Which ETF Has the Most Gold?

Which ETF has the most gold

Gold investing is an attractive way to diversify your portfolio and protect it against rising inflation or global political unrest. Gold ETFs offer an alternative solution. They’re cheaper than buying physical bullion and provide valuable protection.

Before investing in a gold ETF, be sure to verify its underlying assets, fees, fund performance and liquidity as well as your financial goals and risk tolerance.


The SPDR Gold Trust (GLD) is one of the most sought-after exchange traded funds globally, boasting assets totalling over $68 billion with a daily trading volume exceeding 16 million shares on average. Offering investors physical exposure to yellow metal while charging minimal fees per trade.

GLD does not hold physical gold bullion like its holdings claim to suggest, with retail GLD shareholders not owning any physical bars from within its holdings – rather, withdrawals can only be done via Authorized Participants.

IRS taxes profits on gold ETFs at a higher rate than long-term capital gains, particularly those holding precious metal miner ETFs such as GLD. This makes these investments less appealing to long-term holders who’d prefer more stable investments with lower costs and liquidity requirements – something GLD simply cannot provide. Thankfully there are other ETF alternatives out there such as those listed below that provide lower taxation and better liquidity options than GLD.


Gold investment offers many potential avenues of entry. Before making any decisions or placing funds into gold investments, however, it’s crucial that investors understand all risks involved as well as consider their goals and risk tolerance before proceeding with investments. It may be advisable to conduct extensive research or seek the advice of a financial advisor for best results.

IAU is one popular way to invest in gold, but there are other ETFs with different strategies and expense ratios that may provide greater returns than IAU alone.

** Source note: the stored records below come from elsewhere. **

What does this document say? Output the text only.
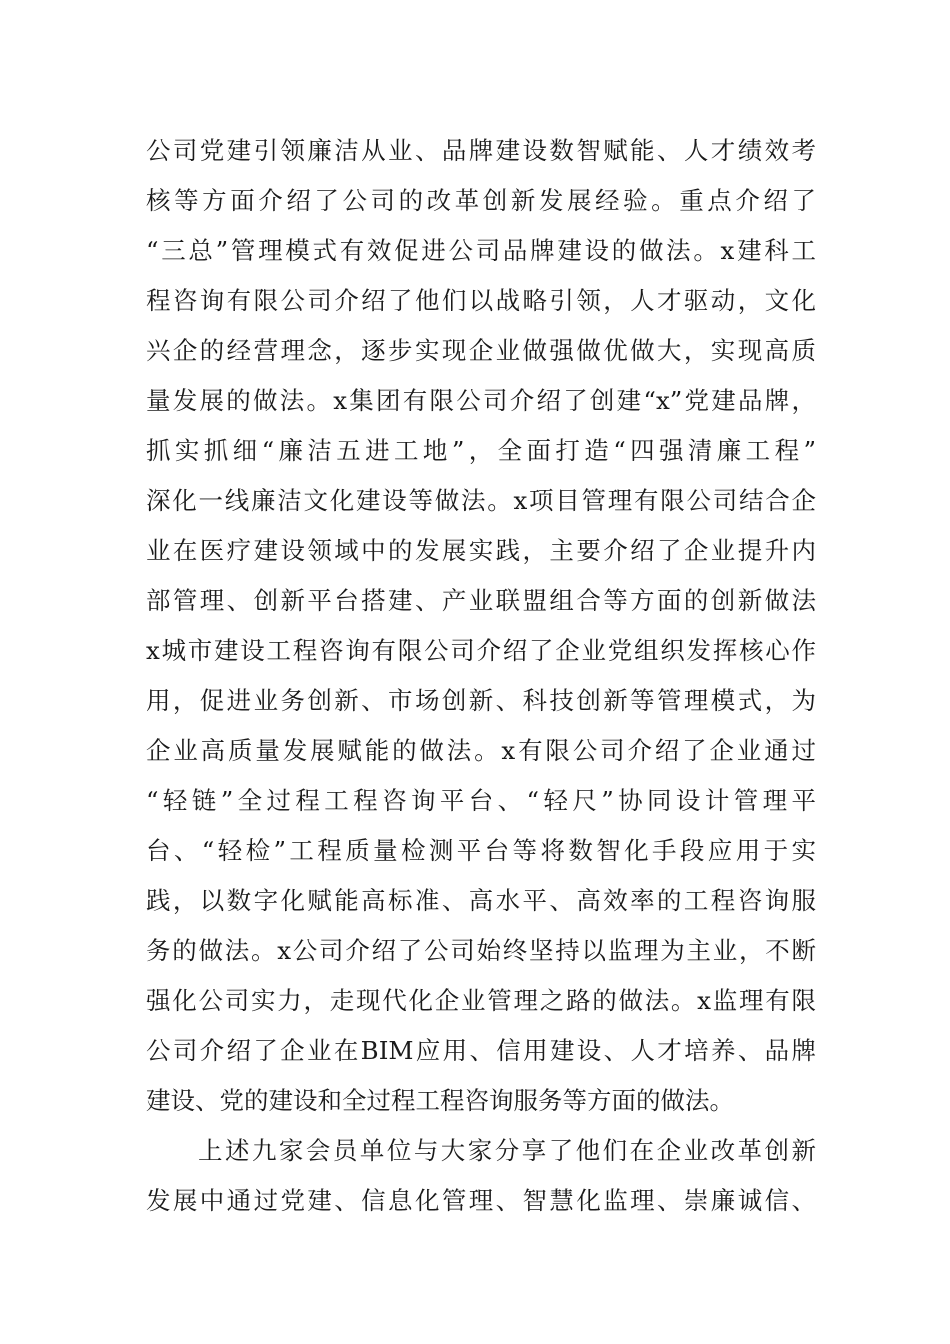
公司党建引领廉洁从业、品牌建设数智赋能、人才绩效考
核等方面介绍了公司的改革创新发展经验。重点介绍了
“三总”管理模式有效促进公司品牌建设的做法。x建科工
程咨询有限公司介绍了他们以战略引领，人才驱动，文化
兴企的经营理念，逐步实现企业做强做优做大，实现高质
量发展的做法。x集团有限公司介绍了创建“x”党建品牌，
抓实抓细“廉洁五进工地”，全面打造“四强清廉工程”
深化一线廉洁文化建设等做法。x项目管理有限公司结合企
业在医疗建设领域中的发展实践，主要介绍了企业提升内
部管理、创新平台搭建、产业联盟组合等方面的创新做法
x城市建设工程咨询有限公司介绍了企业党组织发挥核心作
用，促进业务创新、市场创新、科技创新等管理模式，为
企业高质量发展赋能的做法。x有限公司介绍了企业通过
“轻链”全过程工程咨询平台、“轻尺”协同设计管理平
台、“轻检”工程质量检测平台等将数智化手段应用于实
践，以数字化赋能高标准、高水平、高效率的工程咨询服
务的做法。x公司介绍了公司始终坚持以监理为主业，不断
强化公司实力，走现代化企业管理之路的做法。x监理有限
公司介绍了企业在BIM应用、信用建设、人才培养、品牌
建设、党的建设和全过程工程咨询服务等方面的做法。
上述九家会员单位与大家分享了他们在企业改革创新
发展中通过党建、信息化管理、智慧化监理、崇廉诚信、
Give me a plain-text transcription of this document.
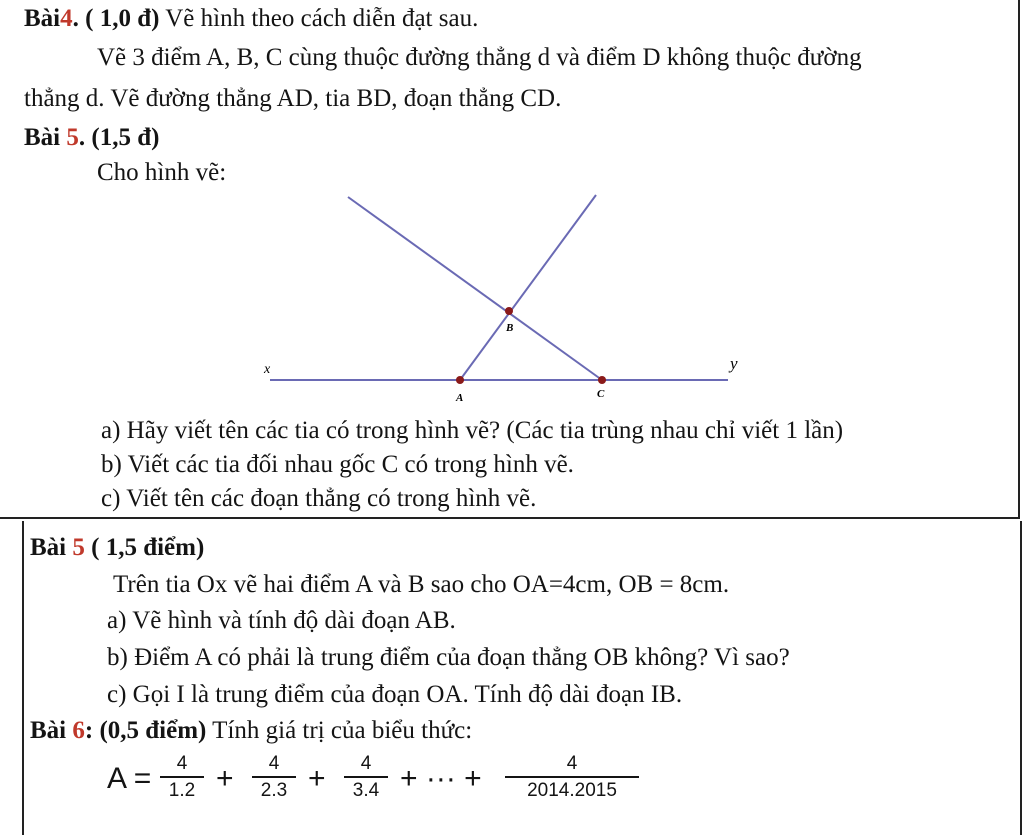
Bài4. ( 1,0 đ) Vẽ hình theo cách diễn đạt sau.
Vẽ 3 điểm A, B, C cùng thuộc đường thẳng d và điểm D không thuộc đường
thẳng d. Vẽ đường thẳng AD, tia BD, đoạn thẳng CD.
Bài 5. (1,5 đ)
Cho hình vẽ:
x	y
A
B
C
a) Hãy viết tên các tia có trong hình vẽ? (Các tia trùng nhau chỉ viết 1 lần)
b) Viết các tia đối nhau gốc C có trong hình vẽ.
c) Viết tên các đoạn thẳng có trong hình vẽ.
Bài 5 ( 1,5 điểm)
Trên tia Ox vẽ hai điểm A và B sao cho OA=4cm, OB = 8cm.
a) Vẽ hình và tính độ dài đoạn AB.
b) Điểm A có phải là trung điểm của đoạn thẳng OB không? Vì sao?
c) Gọi I là trung điểm của đoạn OA. Tính độ dài đoạn IB.
Bài 6: (0,5 điểm) Tính giá trị của biểu thức:
$A = \frac{4}{1.2} + \frac{4}{2.3} + \frac{4}{3.4}$ + ··· + $\frac{4}{2014.2015}$
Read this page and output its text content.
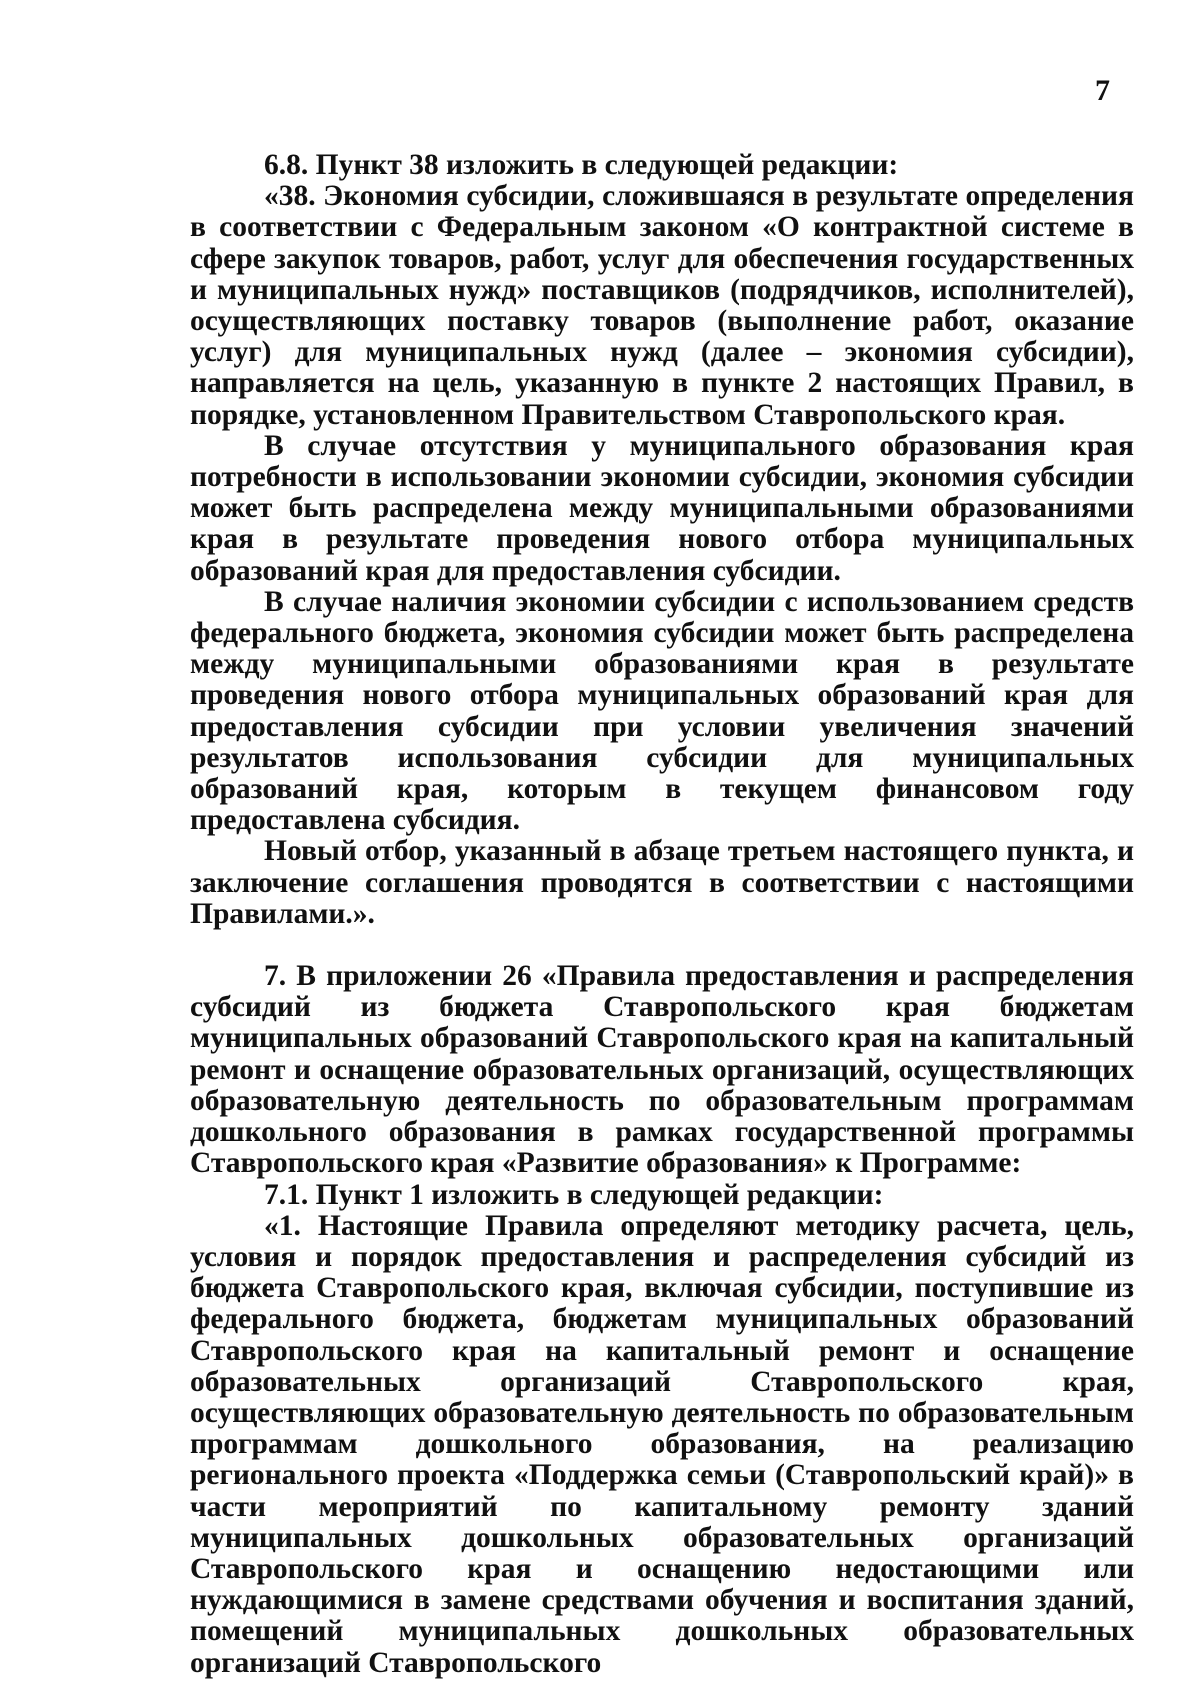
7

6.8. Пункт 38 изложить в следующей редакции:

«38. Экономия субсидии, сложившаяся в результате определения в соответствии с Федеральным законом «О контрактной системе в сфере закупок товаров, работ, услуг для обеспечения государственных и муниципальных нужд» поставщиков (подрядчиков, исполнителей), осуществляющих поставку товаров (выполнение работ, оказание услуг) для муниципальных нужд (далее – экономия субсидии), направляется на цель, указанную в пункте 2 настоящих Правил, в порядке, установленном Правительством Ставропольского края.

В случае отсутствия у муниципального образования края потребности в использовании экономии субсидии, экономия субсидии может быть распределена между муниципальными образованиями края в результате проведения нового отбора муниципальных образований края для предоставления субсидии.

В случае наличия экономии субсидии с использованием средств федерального бюджета, экономия субсидии может быть распределена между муниципальными образованиями края в результате проведения нового отбора муниципальных образований края для предоставления субсидии при условии увеличения значений результатов использования субсидии для муниципальных образований края, которым в текущем финансовом году предоставлена субсидия.

Новый отбор, указанный в абзаце третьем настоящего пункта, и заключение соглашения проводятся в соответствии с настоящими Правилами.».

7. В приложении 26 «Правила предоставления и распределения субсидий из бюджета Ставропольского края бюджетам муниципальных образований Ставропольского края на капитальный ремонт и оснащение образовательных организаций, осуществляющих образовательную деятельность по образовательным программам дошкольного образования в рамках государственной программы Ставропольского края «Развитие образования» к Программе:

7.1. Пункт 1 изложить в следующей редакции:

«1. Настоящие Правила определяют методику расчета, цель, условия и порядок предоставления и распределения субсидий из бюджета Ставропольского края, включая субсидии, поступившие из федерального бюджета, бюджетам муниципальных образований Ставропольского края на капитальный ремонт и оснащение образовательных организаций Ставропольского края, осуществляющих образовательную деятельность по образовательным программам дошкольного образования, на реализацию регионального проекта «Поддержка семьи (Ставропольский край)» в части мероприятий по капитальному ремонту зданий муниципальных дошкольных образовательных организаций Ставропольского края и оснащению недостающими или нуждающимися в замене средствами обучения и воспитания зданий, помещений муниципальных дошкольных образовательных организаций Ставропольского
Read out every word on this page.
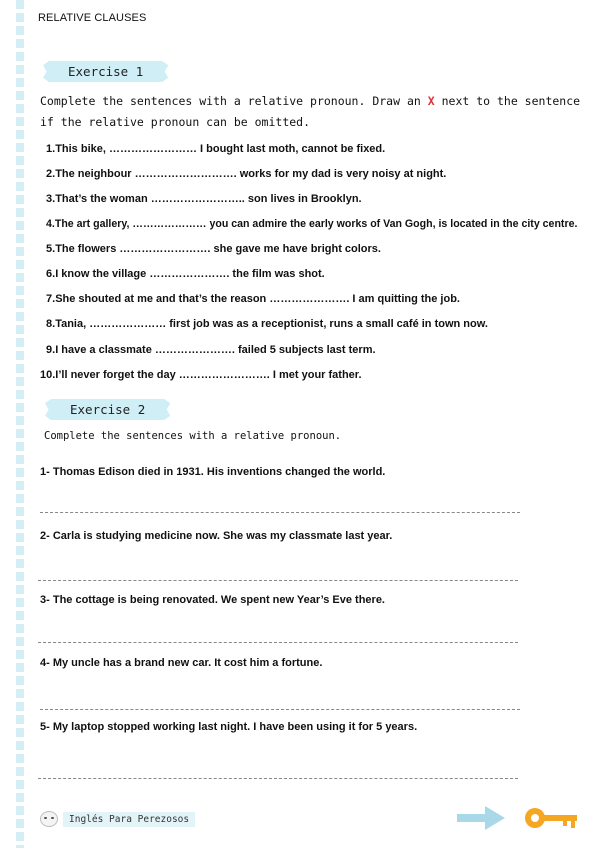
RELATIVE CLAUSES
Exercise 1
Complete the sentences with a relative pronoun. Draw an X next to the sentence if the relative pronoun can be omitted.
1.This bike, …………………… I bought last moth, cannot be fixed.
2.The neighbour ………………………. works for my dad is very noisy at night.
3.That’s the woman …………………….. son lives in Brooklyn.
4.The art gallery, ………………… you can admire the early works of Van Gogh, is located in the city centre.
5.The flowers ……………………. she gave me have bright colors.
6.I know the village …………………. the film was shot.
7.She shouted at me and that’s the reason …………………. I am quitting the job.
8.Tania, ………………… first job was as a receptionist, runs a small café in town now.
9.I have a classmate …………………. failed 5 subjects last term.
10.I’ll never forget the day ……………………. I met your father.
Exercise 2
Complete the sentences with a relative pronoun.
1- Thomas Edison died in 1931. His inventions changed the world.
2- Carla is studying medicine now. She was my classmate last year.
3- The cottage is being renovated. We spent new Year’s Eve there.
4- My uncle has a brand new car. It cost him a fortune.
5- My laptop stopped working last night. I have been using it for 5 years.
Inglés Para Perezosos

IAU has seen impressive returns over its decade-long lifespan, but before making your final decision it’s worthwhile comparing its performance against other ETFs. To help make your choice easier we have provided a table and graph showing its annual returns over this timeframe.


The GDX exchange-traded fund offers investors exposure to the gold mining industry through a diversified basket of large and mid-cap stocks. Furthermore, this portfolio allows it to track gold prices over time.

GDX, an ETF listed on NYSE Arca Exchange, seeks to mirror as closely as possible the price and yield performance of the NYSE Arca Gold Miners Index, with dividends reinvested being assumed for its year-to-date return calculation.

GDX is a high-risk investment with significant potential volatility. Its returns are determined primarily by fluctuations in gold’s price, with earnings subject to changes in market conditions and fluctuations. While gold may be seen by many investors as an effective hedge against inflation, its investment should only be undertaken if you are comfortable taking on greater risk – this investment type may only suit sophisticated investors comfortable taking such risks.

Raymond Banks Administrator
Raymond Banks is a published author in the commodity world. He has written extensively about gold and silver investments, and his work has been featured in some of the most respected financial journals in the industry. Raymond\\\'s expertise in the commodities market is highly sought-after, and he regularly delivers presentations on behalf of various investment firms. He is also a regular guest on financial news programmes, where he offers his expert insights into the latest commodity trends.